Bring forth men-children only! For thy undaunted mettle should compose Nothing but males. Macbeth, Act I., Sc. VII.

For men’s sake, the authors of these women; Or women’s sake, by whom we men are men. Love’s Labour’s Lost, Act IV., Sc. III.

Be advis’d, fair maid: To you your father should be as a god; One that compos’d your beauties; yea, and one To whom you are but as a form in wax, By him imprinted, and within his power To leave the figure, or disfigure it. Midsummer Night’s Dream, Act I., Sc. I.

The child would therefore resemble the parent of opposite sex.

Nurse to Henry VIII: ’Tis a girl * * * as like you As cherry is to cherry. Act V., Sc. I.

Paulina pleading to Leontes on the birth of a daughter to his wife Hermione:

Behold, my lords, Although the print be little, the whole matter And copy of the father,—eye, nose, lip; The trick of ’s frown; his forehead; nay, the valley, The pretty dimples of his chin and cheek; his smiles; The very mould and frame of hand, nail, finger. Winter’s Tale, Act II., Sc.
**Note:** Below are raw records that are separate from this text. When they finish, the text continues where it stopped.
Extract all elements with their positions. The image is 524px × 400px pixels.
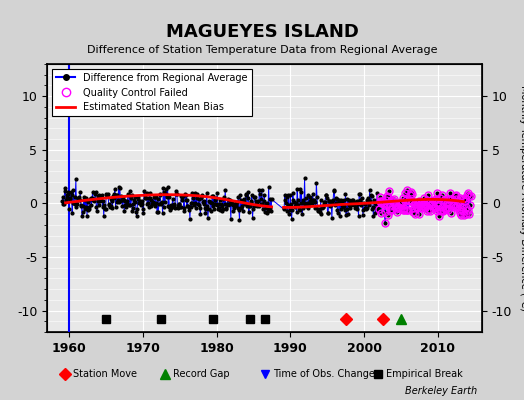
Text: Time of Obs. Change: Time of Obs. Change <box>274 369 375 379</box>
Legend: Difference from Regional Average, Quality Control Failed, Estimated Station Mean: Difference from Regional Average, Qualit… <box>52 69 252 116</box>
Text: Berkeley Earth: Berkeley Earth <box>405 386 477 396</box>
Text: Difference of Station Temperature Data from Regional Average: Difference of Station Temperature Data f… <box>87 45 437 55</box>
Text: MAGUEYES ISLAND: MAGUEYES ISLAND <box>166 23 358 41</box>
Y-axis label: Monthly Temperature Anomaly Difference (°C): Monthly Temperature Anomaly Difference (… <box>519 85 524 311</box>
Text: Record Gap: Record Gap <box>173 369 230 379</box>
Text: Empirical Break: Empirical Break <box>386 369 463 379</box>
Text: Station Move: Station Move <box>73 369 137 379</box>
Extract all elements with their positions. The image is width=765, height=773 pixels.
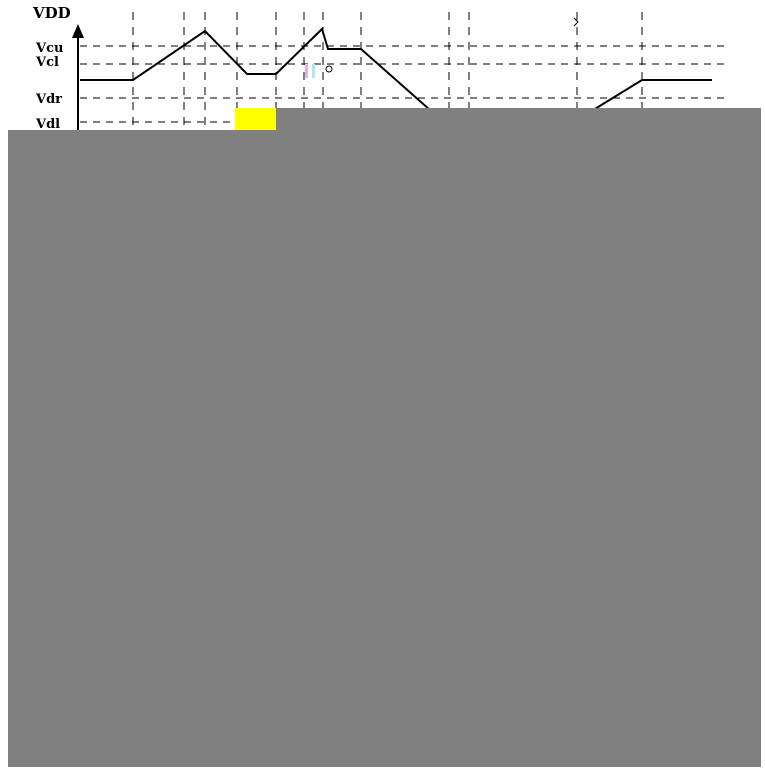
label-vcl: Vcl	[35, 55, 59, 70]
axis-arrowhead	[72, 24, 84, 38]
label-vdr: Vdr	[35, 92, 62, 107]
voltage-waveform-tail	[589, 79, 712, 113]
highlight-marker	[235, 108, 278, 130]
voltage-waveform	[80, 27, 431, 111]
small-artifact	[305, 17, 579, 78]
label-vdd: VDD	[32, 4, 71, 22]
label-vcu: Vcu	[35, 41, 63, 56]
gray-occluder	[8, 130, 761, 767]
label-vdl: Vdl	[35, 117, 60, 132]
gray-occluder-top	[276, 108, 761, 130]
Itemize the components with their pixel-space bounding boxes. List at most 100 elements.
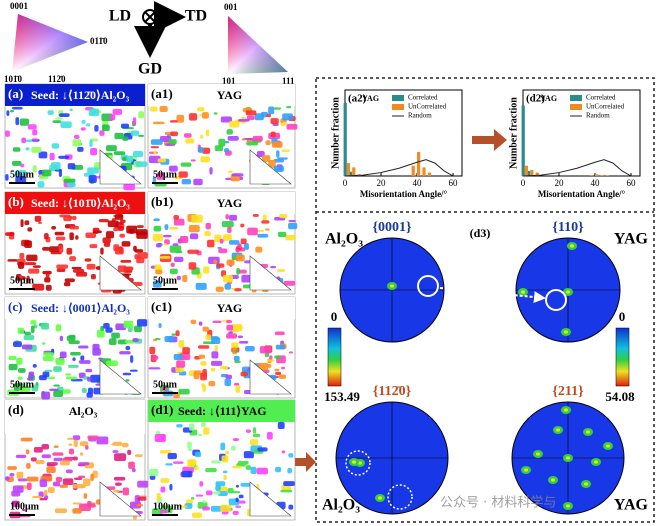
grain xyxy=(205,490,213,496)
grain xyxy=(20,437,33,442)
grain xyxy=(30,320,37,325)
link-arrow xyxy=(294,452,316,472)
panel-banner xyxy=(148,297,295,319)
grain xyxy=(52,120,62,124)
grain xyxy=(98,219,109,223)
grain xyxy=(86,123,91,127)
bar xyxy=(422,167,426,176)
bar xyxy=(527,170,531,176)
pole-spot-core xyxy=(521,290,525,294)
panel-label: (d2) xyxy=(526,93,545,105)
grain xyxy=(282,121,288,125)
pole-spot-core xyxy=(564,408,568,412)
grain xyxy=(243,389,252,395)
grain xyxy=(287,467,293,474)
y-axis-label: Number fraction xyxy=(330,97,341,169)
grain xyxy=(224,140,230,144)
grain xyxy=(181,178,192,185)
grain xyxy=(209,167,213,175)
grain xyxy=(66,182,76,187)
grain xyxy=(38,375,47,381)
grain xyxy=(107,220,119,228)
pole-spot-core xyxy=(564,330,568,334)
legend-title: YAG xyxy=(362,94,379,103)
pole-spot-core xyxy=(378,496,382,500)
grain xyxy=(92,348,101,356)
grain xyxy=(247,227,258,236)
grain xyxy=(245,429,251,433)
grain xyxy=(187,441,192,449)
grain xyxy=(72,484,85,489)
grain xyxy=(190,159,196,162)
grain xyxy=(173,218,185,226)
grain xyxy=(270,131,276,138)
grain xyxy=(213,112,218,115)
grain xyxy=(30,457,37,462)
bar xyxy=(427,172,431,176)
grain xyxy=(53,482,57,485)
grain xyxy=(208,380,216,387)
grain xyxy=(256,467,268,475)
grain xyxy=(189,233,199,240)
x-tick-label: 0 xyxy=(343,178,348,188)
grain xyxy=(117,225,124,231)
grain xyxy=(187,459,196,468)
pole-spot-core xyxy=(594,460,598,464)
grain xyxy=(187,249,200,254)
colorbar-min: 0 xyxy=(331,309,338,324)
grain xyxy=(74,477,83,481)
key-label: 111 xyxy=(282,76,295,86)
grain xyxy=(169,483,173,491)
grain xyxy=(215,484,221,491)
grain xyxy=(171,333,176,336)
grain xyxy=(245,110,257,116)
grain xyxy=(39,479,48,487)
grain xyxy=(92,470,98,479)
grain xyxy=(181,470,193,478)
grain xyxy=(88,175,97,183)
grain xyxy=(60,121,72,129)
grain xyxy=(241,274,251,283)
panel-title: Seed: ↓⟨101̄0⟩Al₂O₃ xyxy=(31,196,130,210)
grain xyxy=(9,473,15,477)
scale-label: 50μm xyxy=(10,169,35,180)
grain xyxy=(87,167,99,174)
grain xyxy=(202,326,209,332)
grain xyxy=(187,448,193,452)
phase-label: YAG xyxy=(614,497,649,514)
scale-label: 50μm xyxy=(10,379,35,390)
grain xyxy=(65,376,78,380)
grain xyxy=(25,147,30,151)
grain xyxy=(202,506,210,511)
grain xyxy=(78,360,91,364)
grain xyxy=(7,259,18,262)
grain xyxy=(288,351,294,354)
scale-label: 100μm xyxy=(10,501,40,512)
grain xyxy=(35,459,45,465)
grain xyxy=(125,266,134,271)
panel-title: Seed: ↓⟨112̄0⟩Al₂O₃ xyxy=(31,88,130,102)
grain xyxy=(64,278,75,283)
bar xyxy=(595,174,599,176)
grain xyxy=(137,496,147,501)
grain xyxy=(179,505,188,508)
grain xyxy=(117,339,128,345)
grain xyxy=(123,320,134,329)
grain xyxy=(102,237,111,244)
panel-banner xyxy=(5,192,145,214)
grain xyxy=(32,265,41,268)
grain xyxy=(238,118,250,122)
panel-title: Seed: ↓⟨111⟩YAG xyxy=(178,404,267,418)
grain xyxy=(90,274,96,280)
grain xyxy=(200,372,208,381)
grain xyxy=(86,392,93,398)
grain xyxy=(172,243,179,246)
panel-label: (a1) xyxy=(151,86,173,101)
grain xyxy=(58,245,64,253)
grain xyxy=(128,229,135,234)
bar xyxy=(600,175,604,176)
grain xyxy=(136,231,148,239)
grain xyxy=(195,282,207,290)
grain xyxy=(134,254,139,260)
colorbar xyxy=(327,327,342,387)
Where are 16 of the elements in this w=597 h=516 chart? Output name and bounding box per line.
III.

It is a very old opinion that the mental state of parents during coition influenced to a certain extent the mental activity of the offspring. Bastards were supposed to excel in this respect on account of the mental excitement during the intercourse from which they took their origin. Burton held this view in his “Anatomy of Melancholy,” and, after reading King Lear, we know that Shakespeare also held it.

Edmund.Why brand they us With base? with baseness? bastardy? base? base? Who in the lusty stealth of nature take More composition and fierce quality Than doth, within a dull, stale, tired bed Go to the creating a whole tribe of fobs, Got ’tween sleep and wake. Act. I., Sc. II.

His allusions to pregnancy are many.